Investor’s Class Action Claims Reckitt Benckiser Lied About Safety of Opioid Addiction Treatments
by Erin Shaak
City of Sterling Heights Police & Fire Retirement System v. Reckitt Benckiser Group Plc et al
Filed: July 15, 2019 ◆§ 2:19cv15382
A proposed class action filed against Reckitt Benckiser Group PLC and four executives claims the consumer goods conglomerate misled shareholders about the safety of two opioid addiction treatments.
New Jersey
Out of New Jersey federal court comes a proposed class action filed against Reckitt Benckiser Group PLC and four executives by an investor who claims the consumer goods conglomerate misled shareholders about the safety of two opioid addiction treatments.
The lawsuit begins by explaining that the pharmaceutical arm of UK-based Reckitt Benckiser developed an opioid addiction treatment known as Suboxone tablets and obtained approval from the FDA to sell the product exclusively until October 2009, when generic competitors would be permitted to enter the market. In order to curtail the decreased revenue that would inevitably occur with the availability of cheaper generic alternatives, the defendants allegedly formulated a plan to condemn Suboxone tablets (and their generic versions) as unsafe, while launching a newly developed product—Suboxone film.
“Suboxone Film had similar active ingredients to Suboxone Tablets, however it was dispensed in a thin film placed under the tongue and stored in single-use foil wrappings,” the complaint explains.
Reckitt executives, according to the lawsuit, planned to prevent generic competition for Suboxone tablets by engaging in an aggressive marketing campaign that focused on the purported safety benefits of Suboxone film. “Key to this campaign,” the suit states, “was fabricating safety concerns with existing treatments in order to delay the entry and approval of generics for Suboxone Tablets.”

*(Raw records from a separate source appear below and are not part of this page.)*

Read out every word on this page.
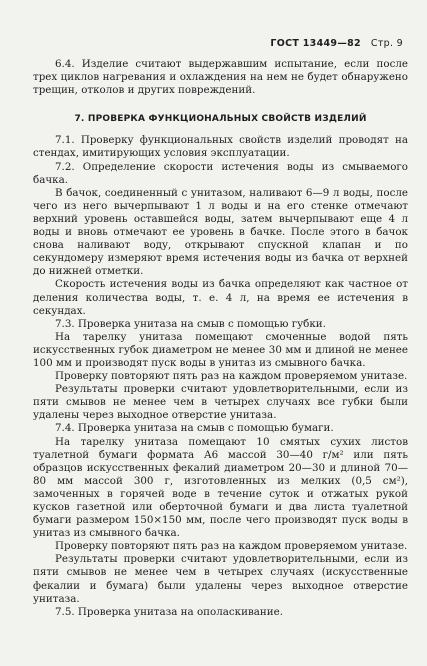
ГОСТ 13449—82 Стр. 9

6.4. Изделие считают выдержавшим испытание, если после трех циклов нагревания и охлаждения на нем не будет обнаружено трещин, отколов и других повреждений.

7. ПРОВЕРКА ФУНКЦИОНАЛЬНЫХ СВОЙСТВ ИЗДЕЛИЙ

7.1. Проверку функциональных свойств изделий проводят на стендах, имитирующих условия эксплуатации.

7.2. Определение скорости истечения воды из смываемого бачка.

В бачок, соединенный с унитазом, наливают 6—9 л воды, после чего из него вычерпывают 1 л воды и на его стенке отмечают верхний уровень оставшейся воды, затем вычерпывают еще 4 л воды и вновь отмечают ее уровень в бачке. После этого в бачок снова наливают воду, открывают спускной клапан и по секундомеру измеряют время истечения воды из бачка от верхней до нижней отметки.

Скорость истечения воды из бачка определяют как частное от деления количества воды, т. е. 4 л, на время ее истечения в секундах.

7.3. Проверка унитаза на смыв с помощью губки.

На тарелку унитаза помещают смоченные водой пять искусственных губок диаметром не менее 30 мм и длиной не менее 100 мм и производят пуск воды в унитаз из смывного бачка.

Проверку повторяют пять раз на каждом проверяемом унитазе.

Результаты проверки считают удовлетворительными, если из пяти смывов не менее чем в четырех случаях все губки были удалены через выходное отверстие унитаза.

7.4. Проверка унитаза на смыв с помощью бумаги.

На тарелку унитаза помещают 10 смятых сухих листов туалетной бумаги формата А6 массой 30—40 г/м² или пять образцов искусственных фекалий диаметром 20—30 и длиной 70—80 мм массой 300 г, изготовленных из мелких (0,5 см²), замоченных в горячей воде в течение суток и отжатых рукой кусков газетной или оберточной бумаги и два листа туалетной бумаги размером 150×150 мм, после чего производят пуск воды в унитаз из смывного бачка.

Проверку повторяют пять раз на каждом проверяемом унитазе.

Результаты проверки считают удовлетворительными, если из пяти смывов не менее чем в четырех случаях (искусственные фекалии и бумага) были удалены через выходное отверстие унитаза.

7.5. Проверка унитаза на ополаскивание.
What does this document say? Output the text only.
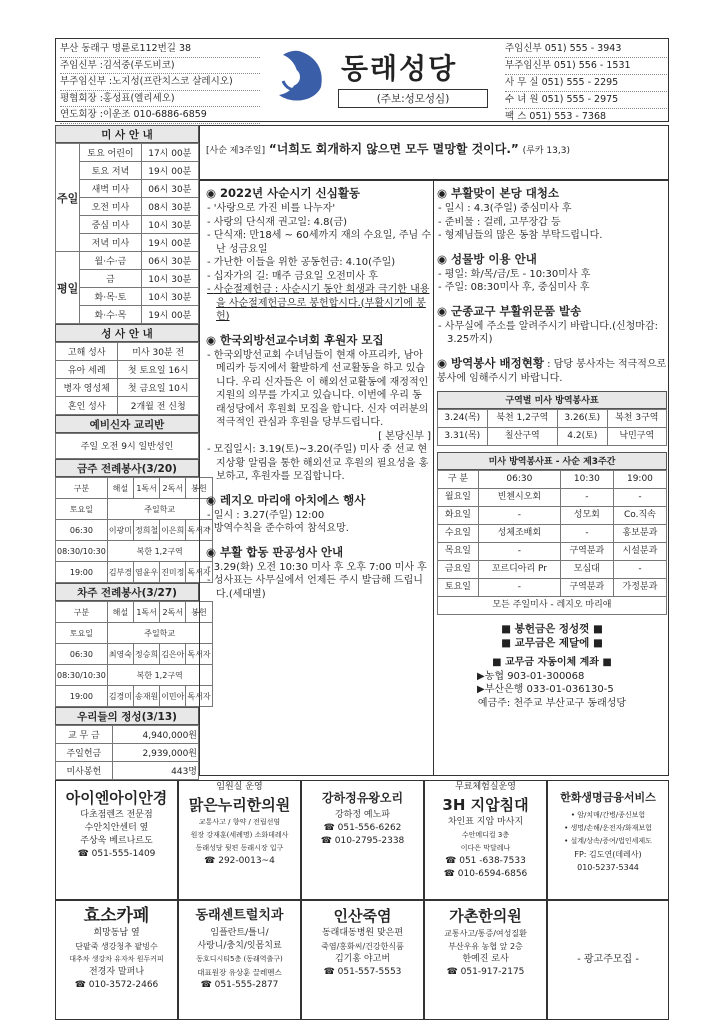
부산 동래구 명륜로112번길 38
주임신부 :김석중(루도비코)
부주임신부 :노지성(프란치스코 살레시오)
평협회장 :홍성표(엘리세오)
연도회장 :이운조 010-6886-6859
동래성당
(주보:성모성심)
주임신부 051) 555 - 3943
부주임신부 051) 556 - 1531
사 무 실 051) 555 - 2295
수 녀 원 051) 555 - 2975
팩 스 051) 553 - 7368
미 사 안 내
주일	토요 어린이	17시 00분
	토요 저녁	19시 00분
	새벽 미사	06시 30분
	오전 미사	08시 30분
	중심 미사	10시 30분
	저녁 미사	19시 00분
평일	월·수·금	06시 30분
	금	10시 30분
	화·목·토	10시 30분
	화·수·목	19시 00분
성 사 안 내
고해 성사	미사 30분 전
유아 세례	첫 토요일 16시
병자 영성체	첫 금요일 10시
혼인 성사	2개월 전 신청
예비신자 교리반
주일 오전 9시 일반성인
금주 전례봉사(3/20)
구분	해설	1독서	2독서	봉헌
토요일	주일학교			
06:30	이광미	정희철	이은희	독서자
08:30/10:30	복한 1,2구역			
19:00	김부경	염윤우	진미정	독서자
차주 전례봉사(3/27)
구분	해설	1독서	2독서	봉헌
토요일	주일학교			
06:30	최영숙	정승희	김은아	독서자
08:30/10:30	복한 1,2구역			
19:00	김경미	송재원	이민아	독서자
우리들의 정성(3/13)
교 무 금	4,940,000원
주일헌금	2,939,000원
미사봉헌	443명
[사순 제3주일] “너희도 회개하지 않으면 모두 멸망할 것이다.” (루카 13,3)
◉ 2022년 사순시기 신심활동
- '사랑으로 가진 비를 나누자'
- 사랑의 단식재 권고일: 4.8(금)
- 단식재: 만18세 ~ 60세까지 재의 수요일, 주님 수난 성금요일
- 가난한 이들을 위한 공동헌금: 4.10(주일)
- 십자가의 길: 매주 금요일 오전미사 후
- 사순절제헌금 : 사순시기 동안 희생과 극기한 내용을 사순절제헌금으로 봉헌합시다.(부활시기에 봉헌)
◉ 한국외방선교수녀회 후원자 모집
- 한국외방선교회 수녀님들이 현재 아프리카, 남아메리카 등지에서 활발하게 선교활동을 하고 있습니다. 우리 신자들은 이 해외선교활동에 재정적인 지원의 의무를 가지고 있습니다. 이번에 우리 동래성당에서 후원회 모집을 합니다. 신자 여러분의 적극적인 관심과 후원을 당부드립니다.
[ 본당신부 ]
- 모집일시: 3.19(토)~3.20(주일) 미사 중 선교 현지상황 알림을 통한 해외선교 후원의 필요성을 홍보하고, 후원자를 모집합니다.
◉ 레지오 마리애 아치에스 행사
- 일시 : 3.27(주일) 12:00
- 방역수칙을 준수하여 참석요망.
◉ 부활 합동 판공성사 안내
- 3.29(화) 오전 10:30 미사 후 오후 7:00 미사 후
- 성사표는 사무실에서 언제든 주시 발급해 드립니다.(세대별)
◉ 부활맞이 본당 대청소
- 일시 : 4.3(주일) 중심미사 후
- 준비물 : 걸레, 고무장갑 등
- 형제님들의 많은 동참 부탁드립니다.
◉ 성물방 이용 안내
- 평일: 화/목/금/토 - 10:30미사 후
- 주일: 08:30미사 후, 중심미사 후
◉ 군종교구 부활위문품 발송
- 사무실에 주소를 알려주시기 바랍니다.(신청마감: 3.25까지)
◉ 방역봉사 배정현황 : 담당 봉사자는 적극적으로 봉사에 임해주시기 바랍니다.
구역별 미사 방역봉사표
3.24(목)	북천 1,2구역	3.26(토)	복천 3구역
3.31(목)	칠산구역	4.2(토)	낙민구역
미사 방역봉사표 - 사순 제3주간
구 분	06:30	10:30	19:00
월요일	빈첸시오회	-	-
화요일	-	성모회	Co.직속
수요일	성체조배회	-	홍보분과
목요일	-	구역분과	시설분과
금요일	꼬르디아리 Pr	모심대	-
토요일	-	구역분과	가정분과
모든 주일미사 - 레지오 마리애			
■ 봉헌금은 정성껏 ■
■ 교무금은 제달에 ■
■ 교무금 자동이체 계좌 ■
▶농협 903-01-300068
▶부산은행 033-01-036130-5
예금주: 천주교 부산교구 동래성당
아이엔아이안경
다초점렌즈 전문점
수안치안센터 옆
주상욱 베르나르도
☎ 051-555-1409
임원실 운영
맑은누리한의원
교통사고 / 향약 / 전립선염
원장 강재훈(세례명) 소화데레사
동래성당 뒷편 동래시장 입구
☎ 292-0013~4
강하정유왕오리
강하정 예노파
☎ 051-556-6262
☎ 010-2795-2338
무료체험실운영
3H 지압침대
차인표 지압 마사지
수안메디컬 3층
이다은 막달레나
☎ 051 -638-7533
☎ 010-6594-6856
한화생명금융서비스
• 암/치매/간병/종신보험
• 생명/손해/운전자/화재보험
• 설계/상속/증여/법인세제도
FP: 김도연(데레사)
010-5237-5344
효소카페
희망동남 옆
단팥죽 생강청추 팥빙수
대추차 생강차 유자차 원두커피
전경자 말퍼나
☎ 010-3572-2466
동래센트럴치과
임플란트/틀니/
사랑니/충치/잇몸치료
동호디시티5층 (동래역출구)
대표원장 유상훈 끌레멘스
☎ 051-555-2877
인산죽염
동래대동병원 맞은편
죽염/홍화씨/건강한식품
김기홍 야고버
☎ 051-557-5553
가촌한의원
교통사고/통증/여성질환
부산우유 농협 앞 2층
한예진 로사
☎ 051-917-2175
- 광고주모집 -
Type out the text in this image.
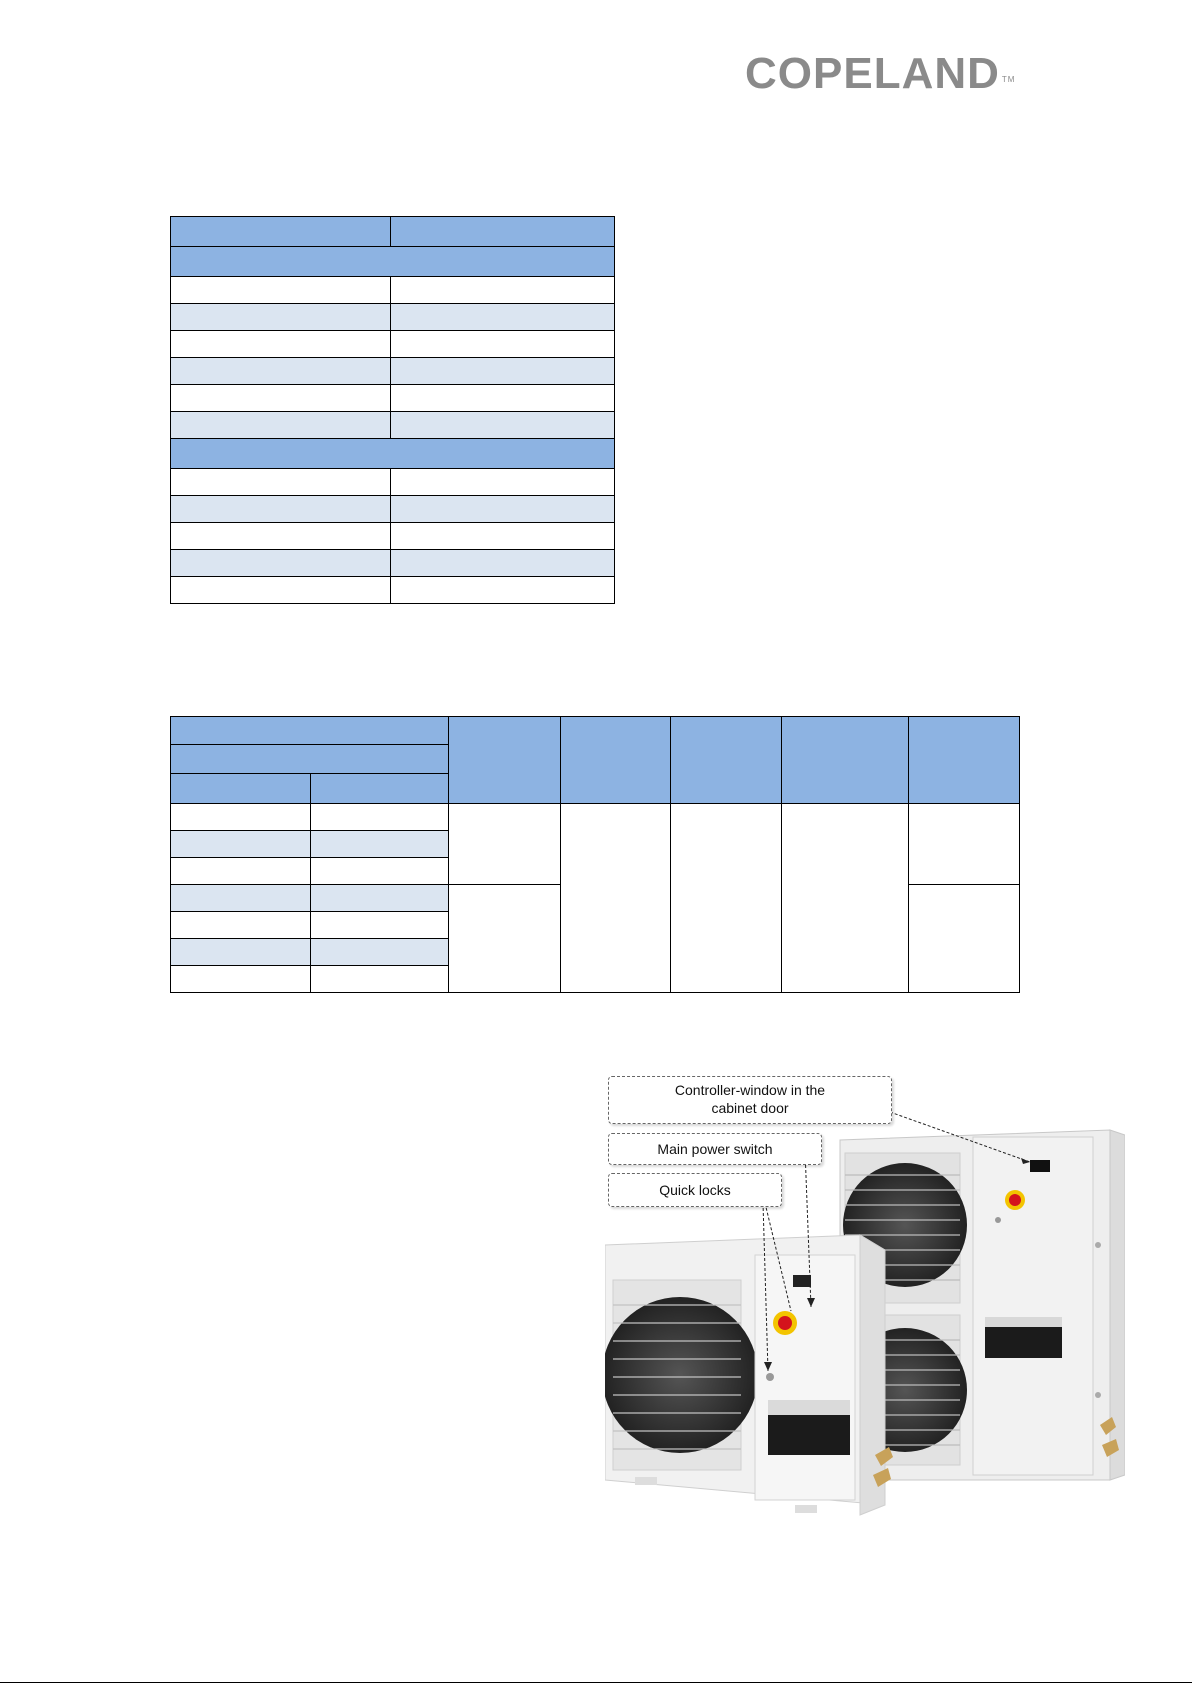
COPELAND ™

Controller-window in the
cabinet door
Main power switch
Quick locks
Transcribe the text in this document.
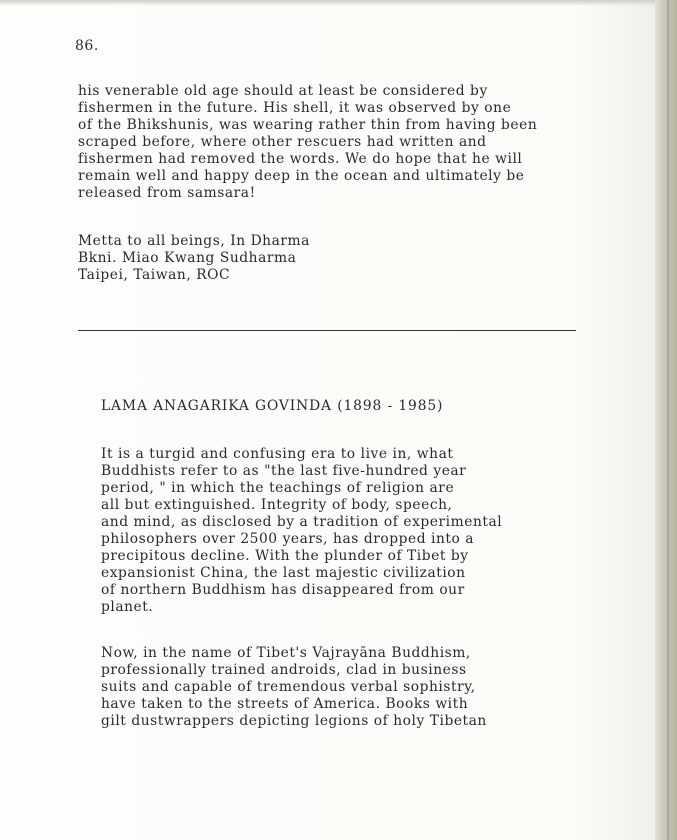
86.
his venerable old age should at least be considered by
fishermen in the future. His shell, it was observed by one
of the Bhikshunis, was wearing rather thin from having been
scraped before, where other rescuers had written and
fishermen had removed the words. We do hope that he will
remain well and happy deep in the ocean and ultimately be
released from samsara!
Metta to all beings, In Dharma
Bkni. Miao Kwang Sudharma
Taipei, Taiwan, ROC
LAMA ANAGARIKA GOVINDA (1898 - 1985)
It is a turgid and confusing era to live in, what
Buddhists refer to as "the last five-hundred year
period, " in which the teachings of religion are
all but extinguished. Integrity of body, speech,
and mind, as disclosed by a tradition of experimental
philosophers over 2500 years, has dropped into a
precipitous decline. With the plunder of Tibet by
expansionist China, the last majestic civilization
of northern Buddhism has disappeared from our
planet.
Now, in the name of Tibet's Vajrayāna Buddhism,
professionally trained androids, clad in business
suits and capable of tremendous verbal sophistry,
have taken to the streets of America. Books with
gilt dustwrappers depicting legions of holy Tibetan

Beginning in 2010, the defendants launched a marketing campaign for Suboxone film based on claims that it was a “safer” treatment for opioid addiction that had a “lower risk of child exposure” than Suboxone tablets. In reality, the case alleges, the opposite was true. In fact, Reckitt’s own internal documents reportedly revealed that Suboxone film presented an even greater risk of child exposure because the film is designed to dissolve once placed in the mouth and would be impossible to remove from a child’s system, unlike tablets.
“In other words,” the case reads, “internally the Company and its executives recognized that Suboxone Film potentially posed an increased risk of harm to children because once ingested, children would almost invariably suffer exposure to a full dose.”
In 2012, the lawsuit continues, the contractors hired by Reckitt to study the child safety profile of both drugs concluded that “there was no basis to determine that Suboxone Film was safer than Suboxone Tablets.” Nevertheless, Reckitt executives allegedly released their own version of the report—which the suit says a manager had condemned as a “worthless, empty shell”—and altered the findings to support their own claims about the safety of Suboxone film.
Not long after, Reckitt reportedly discontinued Suboxone tablets, citing “safety concerns.”
It wasn’t until July 2017 that the truth began to be revealed, according to the lawsuit. On July 24, Reckitt, which by this time had separated from its pharma division, announced that it had recorded a £318 million charge related to ongoing investigations by the U.S. Department of Justice (DOJ) and U.S. Federal Trade Commission (FTC) into its former Reckitt Pharma operations. The stock market responded negatively to this announcement, the suit says, with a five-percent drop in the price of Reckitt American Depository Shares (ADS).
The company’s stock price declined another 10 percent in February 2018, the lawsuit alleges, when Reckitt announced an exceptional charge of £296 million related to the investigations, which at that time also came to involve the California Department of Insurance.
On April 9, 2019, the DOJ reportedly filed a criminal indictment against Reckitt Benckiser Pharmaceuticals (now known as Indivior PLC) over its allegedly deceptive marketing and sale of Suboxone film, which the case says spurred a more than six-percent stock drop. Reckitt recently settled with the DOJ for an unprecedented $1.4 billion, which the suit calls “the largest opioid settlement in US history.”
The lawsuit claims Reckitt investors lost money as a result of the company’s misrepresentations and are owed restitution. The case looks to cover a proposed class of purchasers of Reckitt ADSs who bought shares between July 28, 2014 and April 9, 2019.